Poco más de 700 personas afortunadamente mucho menos de las 2000 que habían anunciado los organizadores ya que esa cantidad hubiese dificultado la evacuación- asistían cerca de las 23 a la apertura oficial de la cena, que abrió con las palabras del ex jugador devenido en conductor televisivo Diego Díaz.
El dato llamativo del encuentro a esa altura de la noche fue el excesivo calor que hacía en el lugar. Con una noche pesada y húmeda, y sin aire acondicionado, el salón se convirtió en un baño turco. Caras enrojecidas, cabellera mojada y ropa adherida al cuerpo era el aspecto característico de los asistentes.
En ese marco propio de la popular en enero a las dos de la tarde más que de una cena de dirigentes y funcionarios municipales, se escucharon primero las palabras, breves por cierto, de Carlos Portell, presidente de la institución, luego fue el turno de Insaurralde, y finalmente el Pupi Zanetti, que eludió cualquier respuesta concreta a la posibilidad de jugar las libertadores para el Taladro.
El vip, en tanto, albergaba a buena parte del gobierno municipal, incluido el Intendente, y a los miembros de la comisión directiva que provienen de las listas que organizaban la reunión.

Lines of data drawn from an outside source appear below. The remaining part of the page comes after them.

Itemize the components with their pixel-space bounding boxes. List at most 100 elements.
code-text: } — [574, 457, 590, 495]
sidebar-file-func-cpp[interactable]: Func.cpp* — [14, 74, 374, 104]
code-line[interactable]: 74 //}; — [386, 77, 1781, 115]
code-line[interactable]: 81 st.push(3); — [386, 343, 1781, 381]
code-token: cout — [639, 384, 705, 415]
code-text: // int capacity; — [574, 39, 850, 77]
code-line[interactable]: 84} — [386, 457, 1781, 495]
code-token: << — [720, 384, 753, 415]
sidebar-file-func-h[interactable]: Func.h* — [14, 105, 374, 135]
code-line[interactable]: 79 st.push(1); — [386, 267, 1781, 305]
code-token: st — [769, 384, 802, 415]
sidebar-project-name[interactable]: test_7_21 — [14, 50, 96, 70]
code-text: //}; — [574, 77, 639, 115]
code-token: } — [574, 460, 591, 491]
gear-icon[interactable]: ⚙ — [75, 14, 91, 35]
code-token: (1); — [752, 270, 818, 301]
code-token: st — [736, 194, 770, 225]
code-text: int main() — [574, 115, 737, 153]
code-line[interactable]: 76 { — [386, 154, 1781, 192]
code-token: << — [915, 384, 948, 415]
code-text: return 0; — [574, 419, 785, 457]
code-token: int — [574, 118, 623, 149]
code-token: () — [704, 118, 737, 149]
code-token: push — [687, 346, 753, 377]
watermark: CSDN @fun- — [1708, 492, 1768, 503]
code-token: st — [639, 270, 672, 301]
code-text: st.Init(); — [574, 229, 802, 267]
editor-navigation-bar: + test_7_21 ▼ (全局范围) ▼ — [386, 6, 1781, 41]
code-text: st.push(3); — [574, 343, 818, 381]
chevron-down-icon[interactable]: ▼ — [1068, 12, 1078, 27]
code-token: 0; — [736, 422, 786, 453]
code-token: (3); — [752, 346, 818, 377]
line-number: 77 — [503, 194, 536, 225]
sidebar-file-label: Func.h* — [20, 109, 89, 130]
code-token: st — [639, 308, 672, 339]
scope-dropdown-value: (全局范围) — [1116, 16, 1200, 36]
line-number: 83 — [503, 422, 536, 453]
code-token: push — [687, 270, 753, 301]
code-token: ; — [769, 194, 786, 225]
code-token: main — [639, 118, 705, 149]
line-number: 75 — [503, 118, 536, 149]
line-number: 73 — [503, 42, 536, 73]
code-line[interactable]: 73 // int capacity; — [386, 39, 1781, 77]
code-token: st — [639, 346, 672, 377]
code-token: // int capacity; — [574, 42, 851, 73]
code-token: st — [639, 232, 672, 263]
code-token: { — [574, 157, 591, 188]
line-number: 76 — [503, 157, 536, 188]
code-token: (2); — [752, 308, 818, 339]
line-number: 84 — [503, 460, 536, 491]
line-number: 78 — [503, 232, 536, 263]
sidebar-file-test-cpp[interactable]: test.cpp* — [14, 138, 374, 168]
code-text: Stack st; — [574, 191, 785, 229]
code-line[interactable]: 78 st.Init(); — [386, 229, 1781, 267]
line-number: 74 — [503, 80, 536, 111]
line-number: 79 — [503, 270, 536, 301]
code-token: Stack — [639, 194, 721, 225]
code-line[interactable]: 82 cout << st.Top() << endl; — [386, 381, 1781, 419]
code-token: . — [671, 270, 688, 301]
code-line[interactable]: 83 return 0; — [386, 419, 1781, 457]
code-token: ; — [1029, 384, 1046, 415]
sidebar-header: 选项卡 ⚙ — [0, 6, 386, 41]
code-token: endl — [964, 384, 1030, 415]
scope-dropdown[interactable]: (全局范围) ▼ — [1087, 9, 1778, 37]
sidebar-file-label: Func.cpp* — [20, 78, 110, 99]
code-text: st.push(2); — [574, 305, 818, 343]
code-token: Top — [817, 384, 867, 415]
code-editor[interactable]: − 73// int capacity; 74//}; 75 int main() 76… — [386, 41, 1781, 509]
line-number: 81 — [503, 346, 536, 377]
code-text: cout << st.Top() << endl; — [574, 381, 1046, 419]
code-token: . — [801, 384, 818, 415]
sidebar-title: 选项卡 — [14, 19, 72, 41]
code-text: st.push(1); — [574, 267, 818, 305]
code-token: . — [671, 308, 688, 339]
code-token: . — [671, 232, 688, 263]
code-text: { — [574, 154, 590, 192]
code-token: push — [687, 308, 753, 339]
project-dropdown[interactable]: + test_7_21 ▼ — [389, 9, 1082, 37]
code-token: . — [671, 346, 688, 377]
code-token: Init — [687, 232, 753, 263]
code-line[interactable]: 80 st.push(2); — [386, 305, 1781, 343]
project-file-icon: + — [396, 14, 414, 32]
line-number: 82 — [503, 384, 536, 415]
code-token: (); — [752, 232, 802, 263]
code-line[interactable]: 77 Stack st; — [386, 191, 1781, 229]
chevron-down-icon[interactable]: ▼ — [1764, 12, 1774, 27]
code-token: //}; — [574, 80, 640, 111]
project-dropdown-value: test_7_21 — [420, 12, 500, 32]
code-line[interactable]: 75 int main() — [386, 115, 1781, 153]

Media hora después del inicio, justo cuando comenzaba un número musical se escuchó una pequeña explosión, se cortó la música y se apagaron las luces del luegar, mientras un olor a quemado invadió el salón.
No hubo que esperar demasiado para que una desordenada evacuación diera comienzo, y cierto amontonamiento en la salida aportara nerviosismo entre los asustados comensales que intentaban huir más de los fantasmas de Cromañón que de una situación de peligro real, que hasta el momento no se había presentado.
No aportó tranquilidad, por cierto, la salida apurada del Intendente, llevado en andas por su custodia personal, que consiguió a la fuerza prioridad en la evacuación.
Mujeres, chicos pequeños, y hasta bebés le aportaron cierto dramatismo al momento, sobre todo en la primera etapa de la evacuación, cuando el personal del seguridad del boliche se negaba a abrir las puertas de ingreso para que funcionaran también como canal de egreso del salón.
Afuera, la presencia de los bomberos voluntarios de Banfield y de personal de defensa civil de la municipalidad le sumaron al cuadro elementos que ratificaron la sensación del peligro vivido y volvieron a abrir interrogantes sobre las condiciones de seguridad de este tipo de establecimientos, sumado esto a la paradoja de que el propio Intendente, responsable final de la seguridad pública en este tipo de lugares, estaba dentro mismo de lo que algunos temieron llegara a convertirse en una trampa.